Alberto Bernabè e l’Orfismo

 

Alberto Bernabè e l’Orfismo

Laminetta Orfica

Alberto Bernabè, filologo spagnolo e docente presso l’Università Complutense di Madrid, ha tenuto una lezione sul Tiaso degli eletti. L’Ade orfico come utopia

Aula delle Mura Greche, 29 marzo 2011. Alberto Bernabè, filologo spagnolo e docente presso l’Università Complutense di Madrid, ha tenuto una lezione sul Tiaso degli eletti. L’Ade orfico come utopia. Massimo esperto mondiale sulla religione misterica degli orfici, Bernabè ha delineato, attraverso una puntuale citazione di fonti antiche, i tratti caratteristici dell’orfismo.

La religione orfica affonda le sue radici nella Grecia del VI secolo a. C., presentando una visione dell’aldilà completamente nuova rispetto alla religione tradizionale. Gli orfici sono una élite di iniziati che ricevono da Orfeo le istruzioni per ottenere dei privilegi nella vita dopo la morte. Bernabè ha utilizzato più volte la categoria concettuale di utopia, precisando tuttavia che l’utopia, in generale, si presenta sempre come un esercizio di immaginazione che prospetta un’idea di comunità che non è situata in nessun luogo. L’utopia orfica, invece, si offre come altra realtà a cui gli iniziati possono accedere dopo la morte. Non si tratta di un mondo irreale, ma di un mondo così reale da essere considerato l’unico vero: ciò che c’è dopo la morte è la vera vita, mentre la vita è considerata morte. A questa vera vita hanno accesso soltanto coloro che seguono le regole orfiche, conseguendo così una liberazione assoluta da qualsiasi dipendenza. Tutto ciò significa, come recita una fonte, che l’iniziato è libero dal castigo (il che significa, quindi, che la moltitudine dei non iniziati è destinata a una condanna).
Uno degli aspetti su cui Bernabè si è soffermato riguarda il fatto che si allude sempre al destino di un gruppo che ha partecipato agli stessi riti. Non c’è felicità nell’aldilà se non in funzione di un gruppo di iniziati, che è tale a partire dalla purezza che li caratterizza: sono tutti un’unica cosa perché tutti sono puri.

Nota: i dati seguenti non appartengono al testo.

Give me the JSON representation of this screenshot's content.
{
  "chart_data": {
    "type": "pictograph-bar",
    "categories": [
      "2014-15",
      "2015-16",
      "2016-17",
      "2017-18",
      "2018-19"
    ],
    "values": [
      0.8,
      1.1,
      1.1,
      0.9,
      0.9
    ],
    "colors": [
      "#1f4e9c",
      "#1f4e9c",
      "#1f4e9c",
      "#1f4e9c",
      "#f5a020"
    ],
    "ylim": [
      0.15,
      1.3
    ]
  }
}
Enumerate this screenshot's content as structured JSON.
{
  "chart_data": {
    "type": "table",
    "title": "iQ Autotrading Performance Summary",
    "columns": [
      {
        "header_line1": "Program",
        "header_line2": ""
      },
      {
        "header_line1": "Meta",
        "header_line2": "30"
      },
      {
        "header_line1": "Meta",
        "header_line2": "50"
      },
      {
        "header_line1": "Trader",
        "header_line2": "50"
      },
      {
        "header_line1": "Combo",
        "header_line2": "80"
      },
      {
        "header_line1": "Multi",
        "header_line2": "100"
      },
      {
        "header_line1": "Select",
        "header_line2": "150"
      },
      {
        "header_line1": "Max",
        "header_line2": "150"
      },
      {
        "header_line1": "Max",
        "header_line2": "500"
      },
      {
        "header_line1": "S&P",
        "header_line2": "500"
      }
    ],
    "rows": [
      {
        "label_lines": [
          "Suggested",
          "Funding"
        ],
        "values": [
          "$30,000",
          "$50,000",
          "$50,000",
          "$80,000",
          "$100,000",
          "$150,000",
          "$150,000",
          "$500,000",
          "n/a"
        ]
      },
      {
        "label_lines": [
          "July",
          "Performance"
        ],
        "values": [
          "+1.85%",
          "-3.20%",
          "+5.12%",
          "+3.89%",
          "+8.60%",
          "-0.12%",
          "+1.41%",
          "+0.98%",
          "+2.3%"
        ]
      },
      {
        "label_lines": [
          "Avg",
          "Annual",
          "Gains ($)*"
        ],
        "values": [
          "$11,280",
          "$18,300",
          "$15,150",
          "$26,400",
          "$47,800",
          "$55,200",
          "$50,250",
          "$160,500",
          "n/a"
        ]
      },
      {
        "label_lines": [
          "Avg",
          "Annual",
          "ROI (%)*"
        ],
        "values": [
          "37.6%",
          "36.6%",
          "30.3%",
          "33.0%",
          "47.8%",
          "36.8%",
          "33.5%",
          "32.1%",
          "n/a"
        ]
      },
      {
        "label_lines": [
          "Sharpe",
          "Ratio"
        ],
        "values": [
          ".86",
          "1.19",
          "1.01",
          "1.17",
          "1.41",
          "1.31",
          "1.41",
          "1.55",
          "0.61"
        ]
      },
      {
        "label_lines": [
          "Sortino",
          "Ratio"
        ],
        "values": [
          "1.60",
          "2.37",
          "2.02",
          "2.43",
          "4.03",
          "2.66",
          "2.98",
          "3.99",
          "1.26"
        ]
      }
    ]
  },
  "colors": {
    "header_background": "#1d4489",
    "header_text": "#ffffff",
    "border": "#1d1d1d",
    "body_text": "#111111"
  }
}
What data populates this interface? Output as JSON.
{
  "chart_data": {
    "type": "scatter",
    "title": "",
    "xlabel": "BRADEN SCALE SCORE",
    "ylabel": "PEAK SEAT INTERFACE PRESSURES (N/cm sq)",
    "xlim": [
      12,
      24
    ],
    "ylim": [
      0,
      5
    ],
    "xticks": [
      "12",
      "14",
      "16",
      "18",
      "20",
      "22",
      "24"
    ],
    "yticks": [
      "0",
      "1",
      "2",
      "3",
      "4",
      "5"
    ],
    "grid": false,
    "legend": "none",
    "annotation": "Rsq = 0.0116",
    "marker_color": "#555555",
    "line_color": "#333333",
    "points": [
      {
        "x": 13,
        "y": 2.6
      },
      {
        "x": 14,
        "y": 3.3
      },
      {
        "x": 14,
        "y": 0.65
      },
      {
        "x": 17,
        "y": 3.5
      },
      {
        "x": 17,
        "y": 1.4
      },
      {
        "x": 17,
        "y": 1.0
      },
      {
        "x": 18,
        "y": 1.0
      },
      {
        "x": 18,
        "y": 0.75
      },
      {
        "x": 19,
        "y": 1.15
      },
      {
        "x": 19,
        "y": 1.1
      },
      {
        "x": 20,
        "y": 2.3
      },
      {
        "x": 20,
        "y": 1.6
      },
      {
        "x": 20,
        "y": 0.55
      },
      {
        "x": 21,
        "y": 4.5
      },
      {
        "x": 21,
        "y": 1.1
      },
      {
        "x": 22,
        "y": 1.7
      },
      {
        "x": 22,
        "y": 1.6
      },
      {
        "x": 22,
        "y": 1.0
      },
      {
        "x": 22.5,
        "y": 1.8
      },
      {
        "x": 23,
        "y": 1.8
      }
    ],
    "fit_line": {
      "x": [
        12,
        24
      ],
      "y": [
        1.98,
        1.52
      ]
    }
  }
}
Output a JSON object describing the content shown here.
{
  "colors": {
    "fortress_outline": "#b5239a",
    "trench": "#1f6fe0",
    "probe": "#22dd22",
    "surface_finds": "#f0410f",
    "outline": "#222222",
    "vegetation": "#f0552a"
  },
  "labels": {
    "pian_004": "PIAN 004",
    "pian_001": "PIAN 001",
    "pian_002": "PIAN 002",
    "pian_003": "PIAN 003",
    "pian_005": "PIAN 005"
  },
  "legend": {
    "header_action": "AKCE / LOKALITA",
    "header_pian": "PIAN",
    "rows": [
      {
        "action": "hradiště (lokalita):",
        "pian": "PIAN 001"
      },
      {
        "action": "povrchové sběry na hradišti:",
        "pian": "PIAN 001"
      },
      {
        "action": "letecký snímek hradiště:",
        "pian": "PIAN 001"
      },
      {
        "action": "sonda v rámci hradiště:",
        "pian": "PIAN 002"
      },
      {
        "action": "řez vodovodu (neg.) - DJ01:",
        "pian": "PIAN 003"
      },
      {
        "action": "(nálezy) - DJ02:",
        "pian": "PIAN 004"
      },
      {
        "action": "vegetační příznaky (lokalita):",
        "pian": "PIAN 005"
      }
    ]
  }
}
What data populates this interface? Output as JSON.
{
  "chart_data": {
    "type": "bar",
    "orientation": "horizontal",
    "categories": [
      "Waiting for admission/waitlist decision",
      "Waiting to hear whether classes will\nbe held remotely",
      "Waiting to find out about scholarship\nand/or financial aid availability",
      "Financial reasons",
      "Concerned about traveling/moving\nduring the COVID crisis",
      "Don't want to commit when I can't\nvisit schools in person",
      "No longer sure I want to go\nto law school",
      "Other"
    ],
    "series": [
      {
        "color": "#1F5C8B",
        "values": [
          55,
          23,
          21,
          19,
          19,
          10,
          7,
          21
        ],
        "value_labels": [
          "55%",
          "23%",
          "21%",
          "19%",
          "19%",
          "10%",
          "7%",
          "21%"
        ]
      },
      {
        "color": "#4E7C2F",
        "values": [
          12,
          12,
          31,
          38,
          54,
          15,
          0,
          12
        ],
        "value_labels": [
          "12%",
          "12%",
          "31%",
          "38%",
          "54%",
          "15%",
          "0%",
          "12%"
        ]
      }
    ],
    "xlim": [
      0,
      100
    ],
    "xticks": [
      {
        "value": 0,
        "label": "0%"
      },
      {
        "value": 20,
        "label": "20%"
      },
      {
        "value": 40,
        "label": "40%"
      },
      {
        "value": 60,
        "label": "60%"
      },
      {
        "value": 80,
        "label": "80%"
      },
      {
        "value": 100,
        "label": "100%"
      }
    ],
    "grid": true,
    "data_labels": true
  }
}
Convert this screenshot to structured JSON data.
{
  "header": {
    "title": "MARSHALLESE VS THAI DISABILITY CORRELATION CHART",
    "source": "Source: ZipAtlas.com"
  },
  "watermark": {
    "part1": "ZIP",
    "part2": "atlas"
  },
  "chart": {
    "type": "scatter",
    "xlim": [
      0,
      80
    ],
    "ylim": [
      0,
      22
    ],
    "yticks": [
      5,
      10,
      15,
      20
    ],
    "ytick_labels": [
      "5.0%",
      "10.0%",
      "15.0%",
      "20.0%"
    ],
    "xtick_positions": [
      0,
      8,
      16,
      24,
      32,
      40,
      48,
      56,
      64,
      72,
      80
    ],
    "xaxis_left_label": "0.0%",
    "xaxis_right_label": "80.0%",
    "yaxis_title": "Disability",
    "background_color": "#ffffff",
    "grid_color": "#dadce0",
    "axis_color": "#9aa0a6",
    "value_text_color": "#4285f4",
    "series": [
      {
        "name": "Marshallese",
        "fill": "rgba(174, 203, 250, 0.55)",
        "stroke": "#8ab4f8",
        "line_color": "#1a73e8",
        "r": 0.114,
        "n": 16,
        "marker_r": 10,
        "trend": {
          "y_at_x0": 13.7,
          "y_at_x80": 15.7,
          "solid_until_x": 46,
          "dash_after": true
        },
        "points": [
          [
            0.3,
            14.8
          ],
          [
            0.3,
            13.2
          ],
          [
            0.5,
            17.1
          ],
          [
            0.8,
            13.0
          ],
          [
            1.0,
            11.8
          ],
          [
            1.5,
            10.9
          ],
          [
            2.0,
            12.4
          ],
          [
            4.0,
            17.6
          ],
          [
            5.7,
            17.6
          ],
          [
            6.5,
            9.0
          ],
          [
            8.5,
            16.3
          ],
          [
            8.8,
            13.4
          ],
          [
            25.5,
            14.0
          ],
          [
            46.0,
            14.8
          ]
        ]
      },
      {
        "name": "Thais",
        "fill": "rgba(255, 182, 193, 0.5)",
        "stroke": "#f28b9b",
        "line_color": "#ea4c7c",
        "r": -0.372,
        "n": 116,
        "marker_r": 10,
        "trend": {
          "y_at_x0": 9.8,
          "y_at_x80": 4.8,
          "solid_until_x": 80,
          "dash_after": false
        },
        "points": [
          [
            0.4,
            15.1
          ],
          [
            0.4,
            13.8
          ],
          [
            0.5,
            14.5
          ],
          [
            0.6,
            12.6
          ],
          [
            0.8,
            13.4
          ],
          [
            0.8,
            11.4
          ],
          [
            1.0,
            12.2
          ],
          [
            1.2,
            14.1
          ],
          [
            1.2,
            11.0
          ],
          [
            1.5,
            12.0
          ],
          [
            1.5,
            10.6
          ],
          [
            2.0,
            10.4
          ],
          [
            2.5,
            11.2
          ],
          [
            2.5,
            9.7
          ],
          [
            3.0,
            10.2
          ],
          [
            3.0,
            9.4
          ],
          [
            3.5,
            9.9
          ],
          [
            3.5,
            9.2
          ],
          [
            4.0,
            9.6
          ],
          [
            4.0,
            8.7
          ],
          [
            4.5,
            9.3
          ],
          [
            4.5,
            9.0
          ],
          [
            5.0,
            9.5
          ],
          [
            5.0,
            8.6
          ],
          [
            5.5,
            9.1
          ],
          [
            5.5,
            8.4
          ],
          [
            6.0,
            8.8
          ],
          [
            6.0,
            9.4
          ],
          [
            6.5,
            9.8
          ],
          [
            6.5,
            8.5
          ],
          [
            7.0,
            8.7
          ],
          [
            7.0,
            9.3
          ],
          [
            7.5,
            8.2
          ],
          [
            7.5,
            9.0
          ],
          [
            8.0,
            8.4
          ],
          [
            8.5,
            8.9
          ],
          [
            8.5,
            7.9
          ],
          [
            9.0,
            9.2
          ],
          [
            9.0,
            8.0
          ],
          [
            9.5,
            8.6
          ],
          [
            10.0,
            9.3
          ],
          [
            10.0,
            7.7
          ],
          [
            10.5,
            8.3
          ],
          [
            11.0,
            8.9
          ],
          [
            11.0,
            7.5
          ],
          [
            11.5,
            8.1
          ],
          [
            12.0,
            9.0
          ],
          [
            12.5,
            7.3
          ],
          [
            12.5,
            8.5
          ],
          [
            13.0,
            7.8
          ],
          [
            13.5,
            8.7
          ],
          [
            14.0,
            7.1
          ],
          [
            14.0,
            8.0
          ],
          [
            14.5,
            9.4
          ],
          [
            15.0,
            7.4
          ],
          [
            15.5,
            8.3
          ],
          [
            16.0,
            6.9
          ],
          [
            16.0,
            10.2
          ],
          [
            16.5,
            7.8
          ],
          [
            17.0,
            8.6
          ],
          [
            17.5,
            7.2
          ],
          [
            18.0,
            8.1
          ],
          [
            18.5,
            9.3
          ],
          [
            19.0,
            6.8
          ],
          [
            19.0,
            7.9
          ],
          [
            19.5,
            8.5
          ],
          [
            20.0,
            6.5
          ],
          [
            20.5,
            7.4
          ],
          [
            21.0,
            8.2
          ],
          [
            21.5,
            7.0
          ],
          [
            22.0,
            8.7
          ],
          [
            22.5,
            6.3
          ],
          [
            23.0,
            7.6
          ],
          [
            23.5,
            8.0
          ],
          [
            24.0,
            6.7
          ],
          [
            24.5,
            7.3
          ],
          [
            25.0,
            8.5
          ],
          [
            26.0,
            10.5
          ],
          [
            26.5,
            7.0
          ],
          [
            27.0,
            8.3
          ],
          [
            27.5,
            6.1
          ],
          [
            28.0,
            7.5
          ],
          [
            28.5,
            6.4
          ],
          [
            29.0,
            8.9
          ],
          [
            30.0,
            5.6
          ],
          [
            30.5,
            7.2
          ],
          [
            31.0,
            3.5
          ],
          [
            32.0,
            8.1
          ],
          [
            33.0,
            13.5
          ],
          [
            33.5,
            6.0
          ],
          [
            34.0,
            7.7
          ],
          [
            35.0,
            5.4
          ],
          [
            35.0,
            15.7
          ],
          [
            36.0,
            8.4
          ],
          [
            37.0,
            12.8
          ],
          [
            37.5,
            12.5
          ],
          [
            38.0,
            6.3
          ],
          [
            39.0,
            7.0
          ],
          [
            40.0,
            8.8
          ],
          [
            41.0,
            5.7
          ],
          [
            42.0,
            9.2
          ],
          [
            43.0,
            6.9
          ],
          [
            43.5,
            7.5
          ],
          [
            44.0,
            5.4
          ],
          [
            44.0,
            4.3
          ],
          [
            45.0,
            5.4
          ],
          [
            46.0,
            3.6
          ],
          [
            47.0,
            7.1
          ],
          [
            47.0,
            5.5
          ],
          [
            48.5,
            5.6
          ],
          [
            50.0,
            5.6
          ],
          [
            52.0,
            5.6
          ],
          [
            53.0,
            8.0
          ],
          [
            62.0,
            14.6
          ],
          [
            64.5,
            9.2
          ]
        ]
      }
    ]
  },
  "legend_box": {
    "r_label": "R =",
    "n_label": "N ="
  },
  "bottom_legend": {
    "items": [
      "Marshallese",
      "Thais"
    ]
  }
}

Alla fine della lezione si è aperta un’ampia discussione in cui sono intervenuti le proff. Giuliana Scalera (Storia delle religioni), Amneris Roselli, Preside della Facoltà di Lettere, e Marisa Tortorelli (della Federico II). Anche gli studenti, stimolati da un argomento poco conosciuto, hanno posto a Bernabè una serie di domande soprattutto sul senso in cui gli orfici intendevano l’anima. Bernabè ha spiegato che essa aveva un’apparenza corporea: infatti secondo le credenze orfiche, quando si andava nell’aldilà si aveva bisogno dei piedi per camminare e degli occhi per leggere le istruzioni scritte sulle laminette.